La présidente croate appelle l'UE à la clarté face à la crise migratoire

La présidente croate a appelé mercredi l'Union européenne à faire preuve de clarté dans sa politique migratoire lors d'une visite à la frontière entre la Macédoine et la Grèce, marquée par de nouveaux tirs de gaz lacrymogènes contre des migrants.

"L'UE doit être claire dans sa politique envers les migrants et tenir compte de ceux qui ont le droit à l'asile, qui sont des réfugiés fuyant la guerre", a déclaré Kolinda Grabar Kitarovic.

"La vague de migrants ne s'arrêtera pas d'elle-même, pas tant que ces messages ne seront pas clairs", a-t-elle insisté à Gevgelija, ville du sud-est de la Macédoine, à la frontière grecque, visitée en compagnie du président macédonien Gjorge Ivanov et de leur homologue slovène Borut Pahor.

Alors que les responsables visitaient le centre de Gevgelija, la police macédonienne a tiré des gaz lacrymogènes et des grenades assourdissantes contre une centaine de migrants, qui manifestaient le long de la frontière gréco-macédonienne à Idomeni, a constaté un journaliste de l'AFP.

Après des incidents dimanche, près de 300 migrants avaient dû recevoir des soins. La Grèce et des organisations non gouvernementales avaient critiqué le recours à la violence par les forces macédoniennes.

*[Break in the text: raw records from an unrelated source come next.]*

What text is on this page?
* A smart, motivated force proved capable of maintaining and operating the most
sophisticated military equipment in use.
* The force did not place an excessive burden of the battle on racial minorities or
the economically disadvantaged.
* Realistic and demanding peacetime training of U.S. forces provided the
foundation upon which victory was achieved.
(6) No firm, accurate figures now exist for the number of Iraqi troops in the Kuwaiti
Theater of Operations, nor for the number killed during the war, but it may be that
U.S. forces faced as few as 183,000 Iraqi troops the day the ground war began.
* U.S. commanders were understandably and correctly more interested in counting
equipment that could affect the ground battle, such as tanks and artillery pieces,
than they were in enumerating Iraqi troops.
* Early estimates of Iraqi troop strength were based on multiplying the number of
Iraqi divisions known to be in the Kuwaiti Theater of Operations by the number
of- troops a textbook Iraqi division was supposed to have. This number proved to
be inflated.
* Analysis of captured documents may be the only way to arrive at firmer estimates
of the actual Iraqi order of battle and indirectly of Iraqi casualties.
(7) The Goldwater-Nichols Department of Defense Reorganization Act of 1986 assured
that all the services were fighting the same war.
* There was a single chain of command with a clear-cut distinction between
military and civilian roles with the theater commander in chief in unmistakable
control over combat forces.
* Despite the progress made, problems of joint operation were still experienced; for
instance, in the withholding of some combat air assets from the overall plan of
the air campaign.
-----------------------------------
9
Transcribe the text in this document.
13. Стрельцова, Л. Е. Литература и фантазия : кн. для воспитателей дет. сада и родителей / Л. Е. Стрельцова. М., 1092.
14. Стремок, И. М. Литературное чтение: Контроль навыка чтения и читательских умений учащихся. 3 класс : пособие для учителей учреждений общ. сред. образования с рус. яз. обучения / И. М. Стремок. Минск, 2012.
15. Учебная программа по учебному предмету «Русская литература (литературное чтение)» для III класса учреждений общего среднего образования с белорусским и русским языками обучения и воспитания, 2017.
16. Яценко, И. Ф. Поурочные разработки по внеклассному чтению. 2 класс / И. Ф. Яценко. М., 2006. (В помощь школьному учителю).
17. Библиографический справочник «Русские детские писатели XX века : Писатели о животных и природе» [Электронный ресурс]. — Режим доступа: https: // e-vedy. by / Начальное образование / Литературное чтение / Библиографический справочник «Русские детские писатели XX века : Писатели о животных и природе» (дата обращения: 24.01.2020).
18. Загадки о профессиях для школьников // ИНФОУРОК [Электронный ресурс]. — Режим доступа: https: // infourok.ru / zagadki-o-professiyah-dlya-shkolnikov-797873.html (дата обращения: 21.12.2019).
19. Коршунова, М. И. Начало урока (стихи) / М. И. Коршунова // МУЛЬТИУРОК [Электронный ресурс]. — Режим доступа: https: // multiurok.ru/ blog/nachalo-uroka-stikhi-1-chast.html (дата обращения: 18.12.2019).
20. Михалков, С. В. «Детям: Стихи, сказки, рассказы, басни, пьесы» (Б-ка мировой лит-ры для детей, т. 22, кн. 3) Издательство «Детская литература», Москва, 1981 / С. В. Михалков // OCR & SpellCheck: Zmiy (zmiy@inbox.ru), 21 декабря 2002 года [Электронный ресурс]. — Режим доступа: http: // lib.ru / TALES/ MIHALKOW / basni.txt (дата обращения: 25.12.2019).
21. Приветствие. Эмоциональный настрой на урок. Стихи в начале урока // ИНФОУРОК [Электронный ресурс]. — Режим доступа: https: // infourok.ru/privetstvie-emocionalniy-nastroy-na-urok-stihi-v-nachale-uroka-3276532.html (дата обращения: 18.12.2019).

Ces incidents sont dus à "la grande pression exercée par les migrants afin d'obtenir la réouverture" de la "route des Balkans", a affirmé le président Ivanov. La Macédoine "se doit de respecter la décision de Bruxelles" sur la fermeture de cette route et "de protéger sa frontière", a-t-il plaidé.

Son ministre des Affaires étrangères, Nikola Poposki a mis en garde contre "une répétition avec une toute autre ampleur" des incidents semblables à celui de dimanche.

"C'est pourquoi nous insistons autant sur la coopération des autorités grecques à la frontière", a-t-il dit, insistant sur la nécessité de déplacer les réfugiés du camp d'Idomeni vers des centres d'accueil adaptés, conformément au plan de l'Union européenne.

"J'ai vu beaucoup de photographies et d'images sur les derniers incidents, des centaines, beaucoup prises en territoire grec. Pratiquement aucune ne montre la présence du moindre policier grec sur la ligne protégeant la frontière", avait relevé le ministre dans un entretien à l'AFP mardi.

Plus de 11.000 migrants et réfugiés campent depuis un mois et demi à Idomeni dans des conditions misérables et manifestent quasi quotidiennement pour l'ouverture de la frontière, fermée depuis début mars.